Thermalization away from integrability and the role of operator off-diagonal elements.

Abstract

We investigate the rate of thermalization of local operators in the one-dimensional anisotropic antiferromagnetic Heisenberg model with next-nearest neighbor interactions that break integrability. This is done by calculating the scaling of the difference of the diagonal and canonical thermal ensemble values as a function of system size, and by directly calculating the time evolution of the expectation values of the operators with the Chebyshev polynomial expansion. Spatial and spin symmetry is exploited and the Hamiltonian is divided into subsectors according to their symmetry. The rate of thermalization depends on the proximity to the integrable limit. When integrability is weakly broken thermalization is slow, and becomes faster the stronger the next-nearest neighbor interaction is.
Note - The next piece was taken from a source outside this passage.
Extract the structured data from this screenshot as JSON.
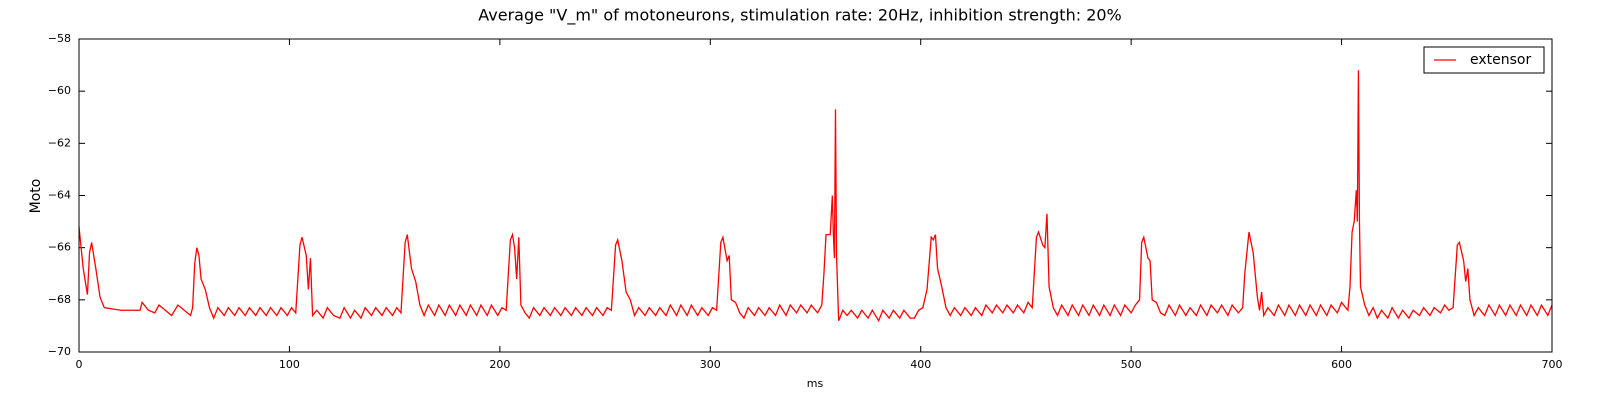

Three different regimes for the rate of thermalization with respect to the strength of the integrability breaking parameter are identified. These are shown to be directly connected with the relative strength of the low and higher energy difference off-diagonal operator matrix elements in the symmetry eigenbasis of the Hamiltonian. Close to the integrable limit the off-diagonal matrix elements peak at higher energies and high-frequency fluctuations are important and slow down thermalization. Away from the integrable limit a strong low-energy peak gradually develops that takes over the higher frequency fluctuations and leads to quicker thermalization.